Ok, I have to reprint the this paragraph from the novel:
“First MJ sold online the few really valuable books we had: a nearly fine first American edition of Naked Lunch (the Paris edition, published by Olympia was worth much more); a nice if slightly too-loved set of Narnia firsts; several good-to-fair Jim Thompson paperbacks (The Alcoholics, A Hell of A Woman, Savage Night), which I had spotted in someone’s dead uncle’s carton and acquired for the shop but couldn’t afford for myself); the less rare 1935 edition of Seven Pillars of Wisdom by T. E. Lawrence; Casanova’s Memoirs in six water-stained volumes; a paperback original, in fair condition, of Flow My Tears, The Policeman Said by Philip K. Dick. Then she tried to unload the rest of her stock wholesale to another dealer but got nowhere. Then she tried donating them to the library for a write-off, but even they wouldn’t take the paperbacks. Finally, we snuck over to our local branch in the dead of night, MJ driving her wagon and Milo and I riding along, dressed in dark clothing. We abandoned the thousands of orphaned books on the library’s back steps and raced off, as if dumping a murder victim, wine bottles and salvaged poetry rolling around in the back.”

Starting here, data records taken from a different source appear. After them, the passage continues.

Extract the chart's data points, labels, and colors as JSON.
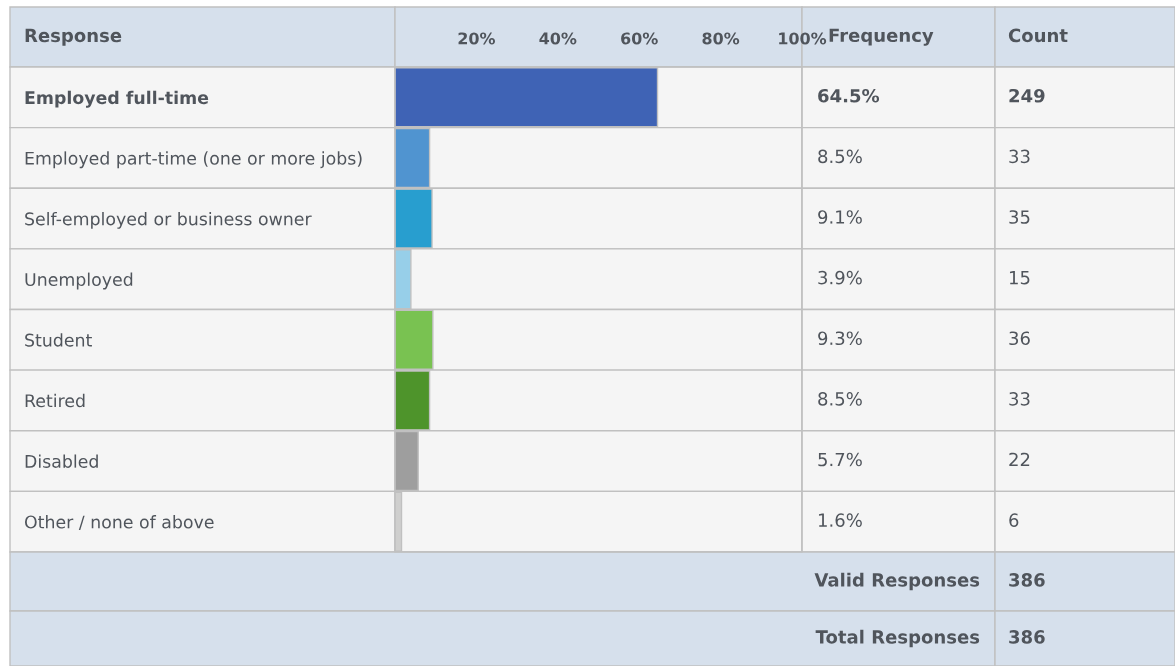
{
  "chart_data": {
    "type": "bar",
    "orientation": "horizontal",
    "categories": [
      "Employed full-time",
      "Employed part-time (one or more jobs)",
      "Self-employed or business owner",
      "Unemployed",
      "Student",
      "Retired",
      "Disabled",
      "Other / none of above"
    ],
    "values": [
      64.5,
      8.5,
      9.1,
      3.9,
      9.3,
      8.5,
      5.7,
      1.6
    ],
    "colors": [
      "#3f63b5",
      "#5094d0",
      "#289ecf",
      "#97cfe9",
      "#79c251",
      "#4e942b",
      "#9e9e9e",
      "#cfcfce"
    ],
    "xlim": [
      0,
      100
    ],
    "xticks": [
      {
        "value": 20,
        "label": "20%"
      },
      {
        "value": 40,
        "label": "40%"
      },
      {
        "value": 60,
        "label": "60%"
      },
      {
        "value": 80,
        "label": "80%"
      },
      {
        "value": 100,
        "label": "100%"
      }
    ],
    "grid": false,
    "legend": false,
    "annotations": [
      "Response",
      "Frequency",
      "Count",
      "64.5%",
      "8.5%",
      "9.1%",
      "3.9%",
      "9.3%",
      "8.5%",
      "5.7%",
      "1.6%",
      "249",
      "33",
      "35",
      "15",
      "36",
      "33",
      "22",
      "6",
      "Valid Responses",
      "386",
      "Total Responses",
      "386"
    ]
  }
}
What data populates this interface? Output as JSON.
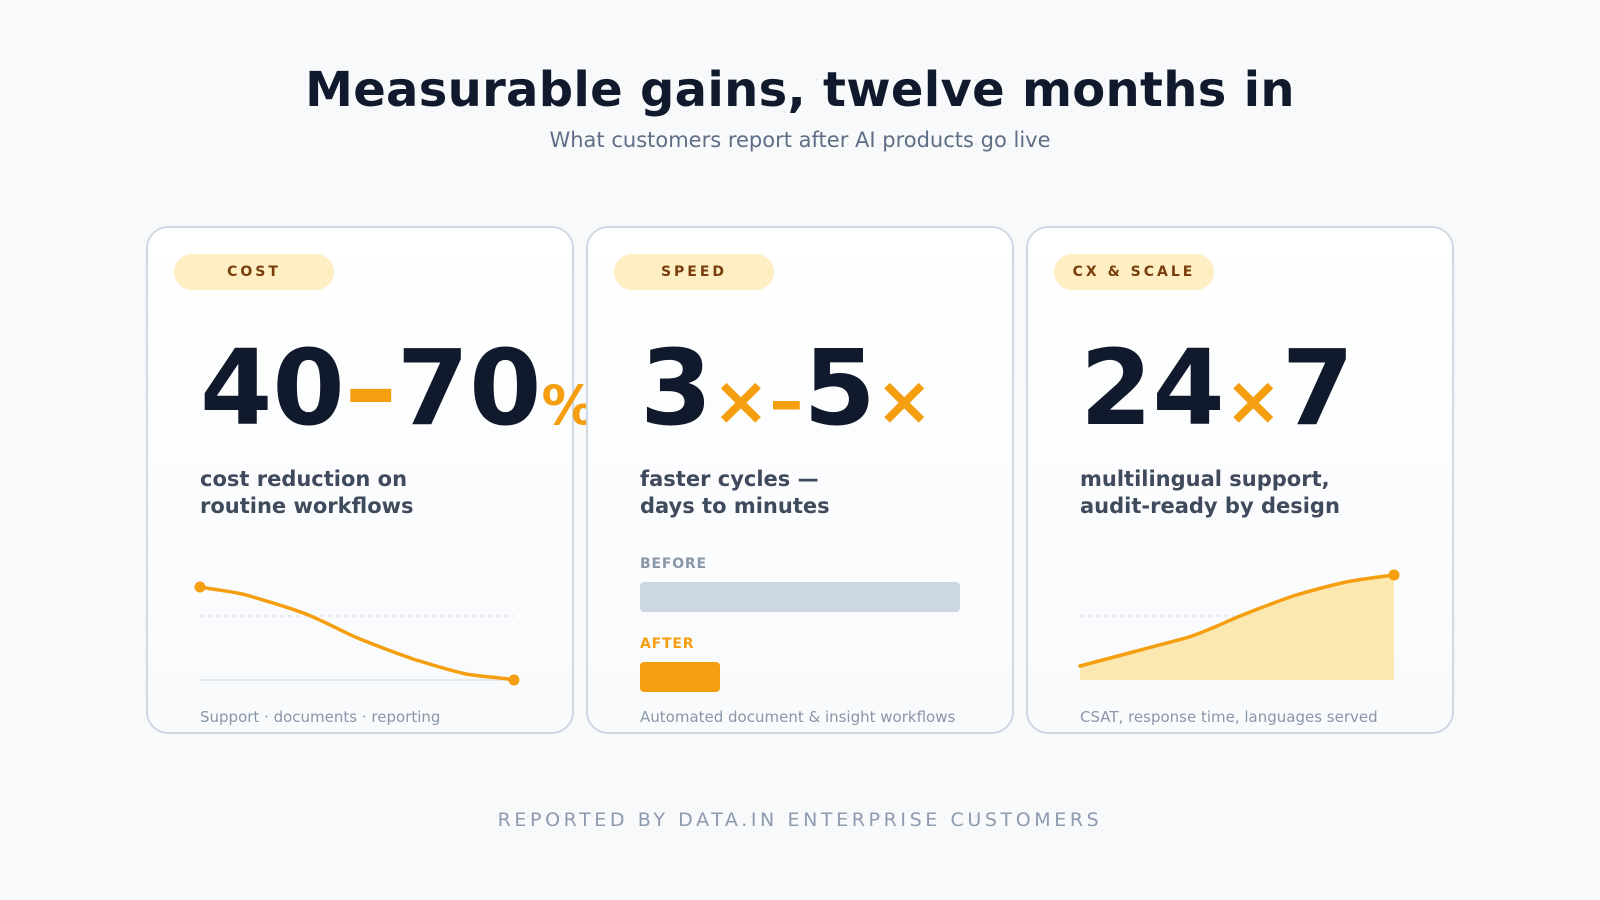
{
  "title": "Measurable gains, twelve months in",
  "subtitle": "What customers report after AI products go live",
  "accent_color": "#f49e10",
  "cards": [
    {
      "tag": "COST",
      "metric": {
        "from": "40",
        "sep": "–",
        "to": "70",
        "unit": "%"
      },
      "description": [
        "cost reduction on",
        "routine workflows"
      ],
      "caption": "Support · documents · reporting",
      "trend": "decreasing"
    },
    {
      "tag": "SPEED",
      "metric": {
        "from": "3",
        "from_unit": "×",
        "sep": "–",
        "to": "5",
        "to_unit": "×"
      },
      "description": [
        "faster cycles —",
        "days to minutes"
      ],
      "comparison": {
        "before_label": "BEFORE",
        "after_label": "AFTER",
        "before_value": 1.0,
        "after_value": 0.25
      },
      "caption": "Automated document & insight workflows"
    },
    {
      "tag": "CX & SCALE",
      "metric": {
        "from": "24",
        "sep": "×",
        "to": "7"
      },
      "description": [
        "multilingual support,",
        "audit-ready by design"
      ],
      "caption": "CSAT, response time, languages served",
      "trend": "increasing"
    }
  ],
  "footer": "REPORTED BY DATA.IN ENTERPRISE CUSTOMERS"
}
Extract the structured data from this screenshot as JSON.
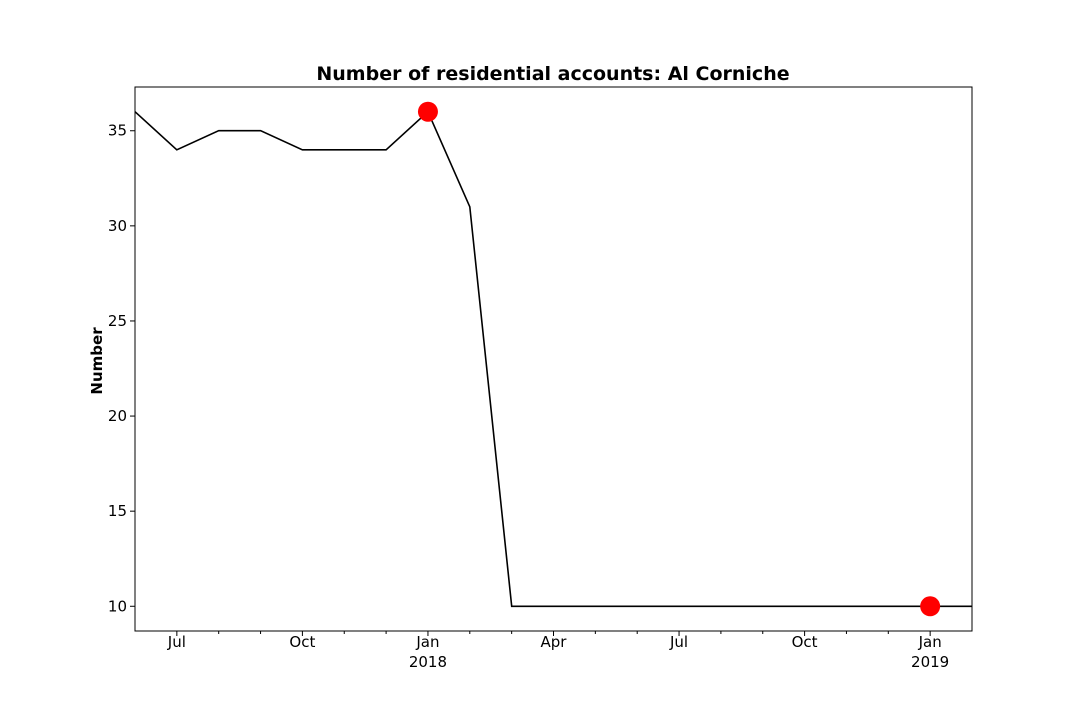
{
  "chart_data": {
    "type": "line",
    "title": "Number of residential accounts: Al Corniche",
    "xlabel": "",
    "ylabel": "Number",
    "x": [
      "2017-06",
      "2017-07",
      "2017-08",
      "2017-09",
      "2017-10",
      "2017-11",
      "2017-12",
      "2018-01",
      "2018-02",
      "2018-03",
      "2018-04",
      "2018-05",
      "2018-06",
      "2018-07",
      "2018-08",
      "2018-09",
      "2018-10",
      "2018-11",
      "2018-12",
      "2019-01",
      "2019-02"
    ],
    "series": [
      {
        "values": [
          36,
          34,
          35,
          35,
          34,
          34,
          34,
          36,
          31,
          10,
          10,
          10,
          10,
          10,
          10,
          10,
          10,
          10,
          10,
          10,
          10
        ],
        "color": "#000000"
      }
    ],
    "highlights": [
      {
        "x": "2018-01",
        "y": 36,
        "color": "#ff0000"
      },
      {
        "x": "2019-01",
        "y": 10,
        "color": "#ff0000"
      }
    ],
    "xlim": [
      "2017-06",
      "2019-02"
    ],
    "ylim": [
      8.7,
      37.3
    ],
    "y_ticks": [
      10,
      15,
      20,
      25,
      30,
      35
    ],
    "x_ticks": [
      {
        "x": "2017-07",
        "label": "Jul",
        "sublabel": ""
      },
      {
        "x": "2017-10",
        "label": "Oct",
        "sublabel": ""
      },
      {
        "x": "2018-01",
        "label": "Jan",
        "sublabel": "2018"
      },
      {
        "x": "2018-04",
        "label": "Apr",
        "sublabel": ""
      },
      {
        "x": "2018-07",
        "label": "Jul",
        "sublabel": ""
      },
      {
        "x": "2018-10",
        "label": "Oct",
        "sublabel": ""
      },
      {
        "x": "2019-01",
        "label": "Jan",
        "sublabel": "2019"
      }
    ],
    "x_minor_ticks": [
      "2017-08",
      "2017-09",
      "2017-11",
      "2017-12",
      "2018-02",
      "2018-03",
      "2018-05",
      "2018-06",
      "2018-08",
      "2018-09",
      "2018-11",
      "2018-12"
    ],
    "grid": false,
    "legend": "none"
  }
}
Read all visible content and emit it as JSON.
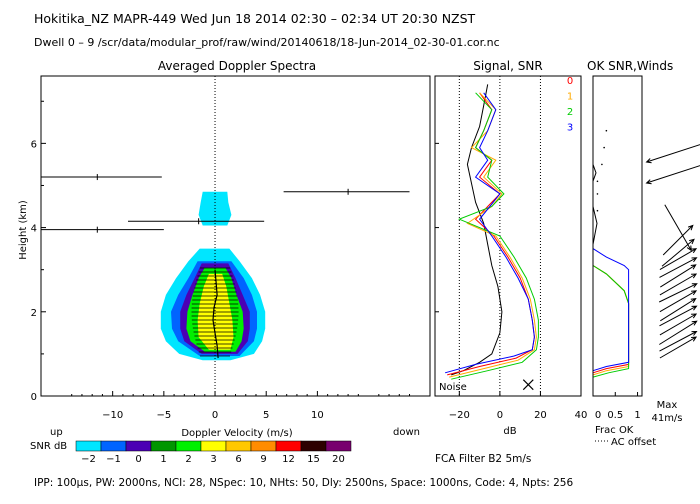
{
  "header": {
    "line1": "Hokitika_NZ  MAPR-449  Wed Jun 18 2014 02:30 – 02:34 UT 20:30 NZST",
    "line2": "Dwell  0 –  9   /scr/data/modular_prof/raw/wind/20140618/18-Jun-2014_02-30-01.cor.nc"
  },
  "footer": {
    "params": "IPP: 100μs,  PW: 2000ns,  NCI:  28,  NSpec: 10,  NHts: 50,  Dly: 2500ns,  Space: 1000ns,  Code: 4,  Npts: 256",
    "fca_filter": "FCA Filter B2   5m/s"
  },
  "colors": {
    "snr_scale": [
      "#00e6ff",
      "#0064ff",
      "#4b00b4",
      "#009600",
      "#00f000",
      "#ffff00",
      "#ffc800",
      "#ff8c00",
      "#ff0000",
      "#2d0000",
      "#78006e"
    ],
    "series": [
      "#ff0000",
      "#ffaa00",
      "#00cc00",
      "#0000ff"
    ],
    "noise": "#000000"
  },
  "icons": {
    "noise_marker": "x-mark-icon",
    "wind_barb": "wind-arrow-icon"
  },
  "chart_data": [
    {
      "type": "heatmap",
      "title": "Averaged Doppler Spectra",
      "xlabel": "Doppler Velocity (m/s)",
      "ylabel": "Height (km)",
      "xlim": [
        -17,
        21
      ],
      "ylim": [
        0,
        7.6
      ],
      "x_ticks": [
        "−10",
        "−5",
        "0",
        "5",
        "10"
      ],
      "y_ticks": [
        "0",
        "2",
        "4",
        "6"
      ],
      "left_note": "up",
      "right_note": "down",
      "colorbar": {
        "label": "SNR dB",
        "ticks": [
          "−2",
          "−1",
          "0",
          "1",
          "2",
          "3",
          "6",
          "9",
          "12",
          "15",
          "20"
        ]
      },
      "snr_contours": [
        {
          "level": "-2",
          "extent": [
            [
              0.85,
              -1.2,
              1.5
            ],
            [
              1.0,
              -3.5,
              3.8
            ],
            [
              1.3,
              -4.8,
              4.6
            ],
            [
              1.6,
              -5.3,
              4.9
            ],
            [
              2.0,
              -5.3,
              4.9
            ],
            [
              2.4,
              -4.8,
              4.4
            ],
            [
              2.8,
              -3.8,
              3.6
            ],
            [
              3.2,
              -2.6,
              2.4
            ],
            [
              3.5,
              -1.5,
              1.4
            ]
          ]
        },
        {
          "level": "-2 (upper patch)",
          "extent": [
            [
              4.05,
              -1.2,
              1.2
            ],
            [
              4.3,
              -1.6,
              1.6
            ],
            [
              4.6,
              -1.4,
              1.3
            ],
            [
              4.85,
              -1.2,
              1.2
            ]
          ]
        },
        {
          "level": "-1",
          "extent": [
            [
              0.95,
              -1.5,
              2.4
            ],
            [
              1.3,
              -3.6,
              3.8
            ],
            [
              1.6,
              -4.2,
              4.1
            ],
            [
              2.0,
              -4.3,
              4.1
            ],
            [
              2.4,
              -3.6,
              3.6
            ],
            [
              2.8,
              -2.6,
              2.8
            ],
            [
              3.2,
              -1.7,
              1.6
            ]
          ]
        },
        {
          "level": "0",
          "extent": [
            [
              1.0,
              -1.3,
              2.2
            ],
            [
              1.3,
              -3.0,
              3.2
            ],
            [
              1.6,
              -3.4,
              3.4
            ],
            [
              2.0,
              -3.4,
              3.4
            ],
            [
              2.4,
              -2.8,
              2.7
            ],
            [
              2.8,
              -2.0,
              2.0
            ],
            [
              3.15,
              -1.3,
              1.3
            ]
          ]
        },
        {
          "level": "2",
          "extent": [
            [
              1.05,
              -1.0,
              2.0
            ],
            [
              1.3,
              -2.4,
              2.6
            ],
            [
              1.6,
              -2.8,
              2.8
            ],
            [
              2.0,
              -2.7,
              2.7
            ],
            [
              2.4,
              -2.2,
              2.1
            ],
            [
              2.8,
              -1.6,
              1.6
            ],
            [
              3.05,
              -1.0,
              1.0
            ]
          ]
        },
        {
          "level": "3",
          "extent": [
            [
              1.1,
              -0.6,
              1.5
            ],
            [
              1.4,
              -1.6,
              1.8
            ],
            [
              1.8,
              -1.7,
              1.7
            ],
            [
              2.2,
              -1.5,
              1.4
            ],
            [
              2.6,
              -1.1,
              1.1
            ],
            [
              2.9,
              -0.6,
              0.7
            ]
          ]
        }
      ],
      "mean_velocity": {
        "heights": [
          0.9,
          1.2,
          1.5,
          1.8,
          2.1,
          2.4,
          2.7,
          3.0
        ],
        "values": [
          0.3,
          0.2,
          0.0,
          -0.2,
          -0.1,
          0.2,
          0.1,
          0.0
        ]
      },
      "interference_lines": [
        {
          "height": 5.2,
          "v_start": -17.0,
          "v_end": -5.2,
          "center": -11.5
        },
        {
          "height": 4.15,
          "v_start": -8.5,
          "v_end": 4.8,
          "center": -1.6
        },
        {
          "height": 3.95,
          "v_start": -17.0,
          "v_end": -5.0,
          "center": -11.5
        },
        {
          "height": 4.85,
          "v_start": 6.7,
          "v_end": 19.0,
          "center": 13.0
        }
      ]
    },
    {
      "type": "line",
      "title": "Signal, SNR",
      "xlabel": "dB",
      "xlim": [
        -32,
        40
      ],
      "ylim": [
        0,
        7.6
      ],
      "x_ticks": [
        "−20",
        "0",
        "20",
        "40"
      ],
      "dotted_x": [
        -20,
        0,
        20
      ],
      "noise_label": "Noise",
      "series": [
        {
          "name": "Noise",
          "points": [
            [
              -24,
              0.5
            ],
            [
              -18,
              0.6
            ],
            [
              -10,
              0.8
            ],
            [
              -4,
              1.0
            ],
            [
              0,
              1.5
            ],
            [
              1,
              2.0
            ],
            [
              -1,
              2.6
            ],
            [
              -4,
              3.1
            ],
            [
              -6,
              3.6
            ],
            [
              -8,
              4.1
            ],
            [
              -12,
              4.6
            ],
            [
              -16,
              5.5
            ],
            [
              -14,
              5.9
            ],
            [
              -10,
              6.4
            ],
            [
              -8,
              6.9
            ],
            [
              -6,
              7.4
            ]
          ]
        },
        {
          "name": "0",
          "points": [
            [
              -26,
              0.5
            ],
            [
              -10,
              0.7
            ],
            [
              8,
              0.9
            ],
            [
              16,
              1.1
            ],
            [
              17,
              1.4
            ],
            [
              16,
              1.8
            ],
            [
              14,
              2.3
            ],
            [
              10,
              2.8
            ],
            [
              4,
              3.3
            ],
            [
              -3,
              3.8
            ],
            [
              -12,
              4.2
            ],
            [
              -6,
              4.5
            ],
            [
              0,
              4.8
            ],
            [
              -10,
              5.2
            ],
            [
              -4,
              5.6
            ],
            [
              -12,
              5.9
            ],
            [
              -8,
              6.3
            ],
            [
              -4,
              6.8
            ],
            [
              -10,
              7.2
            ]
          ]
        },
        {
          "name": "1",
          "points": [
            [
              -25,
              0.45
            ],
            [
              -8,
              0.65
            ],
            [
              9,
              0.85
            ],
            [
              17,
              1.1
            ],
            [
              18,
              1.4
            ],
            [
              17,
              1.8
            ],
            [
              15,
              2.3
            ],
            [
              11,
              2.8
            ],
            [
              5,
              3.3
            ],
            [
              -2,
              3.8
            ],
            [
              -16,
              4.1
            ],
            [
              -4,
              4.5
            ],
            [
              1,
              4.8
            ],
            [
              -8,
              5.2
            ],
            [
              -2,
              5.6
            ],
            [
              -14,
              5.9
            ],
            [
              -6,
              6.3
            ],
            [
              -2,
              6.8
            ],
            [
              -10,
              7.2
            ]
          ]
        },
        {
          "name": "2",
          "points": [
            [
              -24,
              0.4
            ],
            [
              -6,
              0.6
            ],
            [
              11,
              0.8
            ],
            [
              18,
              1.1
            ],
            [
              19,
              1.4
            ],
            [
              19,
              1.8
            ],
            [
              17,
              2.3
            ],
            [
              13,
              2.8
            ],
            [
              7,
              3.3
            ],
            [
              0,
              3.8
            ],
            [
              -20,
              4.2
            ],
            [
              -4,
              4.5
            ],
            [
              2,
              4.8
            ],
            [
              -6,
              5.2
            ],
            [
              -4,
              5.6
            ],
            [
              -12,
              5.9
            ],
            [
              -8,
              6.3
            ],
            [
              -4,
              6.8
            ],
            [
              -12,
              7.2
            ]
          ]
        },
        {
          "name": "3",
          "points": [
            [
              -27,
              0.55
            ],
            [
              -12,
              0.75
            ],
            [
              7,
              0.95
            ],
            [
              16,
              1.1
            ],
            [
              17,
              1.4
            ],
            [
              16,
              1.8
            ],
            [
              14,
              2.3
            ],
            [
              9,
              2.8
            ],
            [
              3,
              3.3
            ],
            [
              -4,
              3.8
            ],
            [
              -10,
              4.2
            ],
            [
              -5,
              4.5
            ],
            [
              0,
              4.8
            ],
            [
              -12,
              5.2
            ],
            [
              -6,
              5.6
            ],
            [
              -10,
              5.9
            ],
            [
              -6,
              6.3
            ],
            [
              -2,
              6.8
            ],
            [
              -8,
              7.2
            ]
          ]
        }
      ],
      "marker": {
        "x": 14,
        "y": 0.15
      }
    },
    {
      "type": "line",
      "title": "OK SNR,Winds",
      "xlabel": "Frac OK",
      "sublabel": "AC offset",
      "xlim": [
        0,
        1.1
      ],
      "ylim": [
        0,
        7.6
      ],
      "x_ticks": [
        "0",
        "0.5",
        "1"
      ],
      "legend": [
        "0",
        "1",
        "2",
        "3"
      ],
      "series": [
        {
          "name": "0",
          "points": [
            [
              0,
              0.55
            ],
            [
              0.3,
              0.65
            ],
            [
              0.8,
              0.75
            ],
            [
              0.8,
              2.2
            ],
            [
              0.7,
              2.5
            ],
            [
              0.3,
              2.9
            ],
            [
              0,
              3.1
            ]
          ]
        },
        {
          "name": "1",
          "points": [
            [
              0,
              0.5
            ],
            [
              0.3,
              0.6
            ],
            [
              0.8,
              0.7
            ],
            [
              0.8,
              2.2
            ],
            [
              0.7,
              2.5
            ],
            [
              0.3,
              2.9
            ],
            [
              0,
              3.1
            ]
          ]
        },
        {
          "name": "2",
          "points": [
            [
              0,
              0.45
            ],
            [
              0.35,
              0.55
            ],
            [
              0.8,
              0.65
            ],
            [
              0.8,
              2.2
            ],
            [
              0.7,
              2.5
            ],
            [
              0.3,
              2.9
            ],
            [
              0,
              3.1
            ]
          ]
        },
        {
          "name": "3",
          "points": [
            [
              0,
              0.6
            ],
            [
              0.3,
              0.7
            ],
            [
              0.8,
              0.8
            ],
            [
              0.8,
              3.0
            ],
            [
              0.7,
              3.1
            ],
            [
              0.3,
              3.3
            ],
            [
              0,
              3.5
            ]
          ]
        }
      ],
      "ac_offset_points": [
        [
          0.1,
          4.8
        ],
        [
          0.1,
          5.1
        ],
        [
          0.2,
          5.5
        ],
        [
          0.25,
          5.9
        ],
        [
          0.3,
          6.3
        ],
        [
          0.1,
          4.4
        ]
      ]
    },
    {
      "type": "scatter",
      "title": "Winds",
      "xlabel": "Max",
      "max_speed_label": "41m/s",
      "barbs": [
        {
          "height": 1.15,
          "speed": 19,
          "direction_deg": 60
        },
        {
          "height": 1.3,
          "speed": 19,
          "direction_deg": 62
        },
        {
          "height": 1.5,
          "speed": 20,
          "direction_deg": 58
        },
        {
          "height": 1.7,
          "speed": 19,
          "direction_deg": 60
        },
        {
          "height": 1.9,
          "speed": 19,
          "direction_deg": 62
        },
        {
          "height": 2.05,
          "speed": 19,
          "direction_deg": 58
        },
        {
          "height": 2.25,
          "speed": 19,
          "direction_deg": 60
        },
        {
          "height": 2.45,
          "speed": 19,
          "direction_deg": 64
        },
        {
          "height": 2.65,
          "speed": 19,
          "direction_deg": 60
        },
        {
          "height": 2.85,
          "speed": 19,
          "direction_deg": 58
        },
        {
          "height": 3.05,
          "speed": 19,
          "direction_deg": 62
        },
        {
          "height": 3.25,
          "speed": 19,
          "direction_deg": 60
        },
        {
          "height": 3.4,
          "speed": 19,
          "direction_deg": 50
        },
        {
          "height": 3.7,
          "speed": 19,
          "direction_deg": 45
        },
        {
          "height": 4.0,
          "speed": 24,
          "direction_deg": 150
        },
        {
          "height": 5.3,
          "speed": 30,
          "direction_deg": 252
        },
        {
          "height": 5.8,
          "speed": 30,
          "direction_deg": 252
        }
      ]
    }
  ]
}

Yep, been there, done that. I had a couple hundred hardbacks, classic authors, not run of the mill trash. I couldn’t sell them, and libraries didn’t want them. I called the ladies that run the Literacy Council, who have annual book sales, and offered the books to them. They actually came to my place. Looked the books over, then shook their heads. Even they didn’t want the stuff. I might add, I had a couple thousand comic books when I closed down. No one was buying them, either, when the store was in operation. I boxed them up, and they sit in their boxes after nearly six years. I wonder if we’re moving towards a niche market today? Kids can’t pay $4 and $5 dollars for a comic book, but would buy mine for 75 cents to a dollar, either. Grown ups with money, maybe?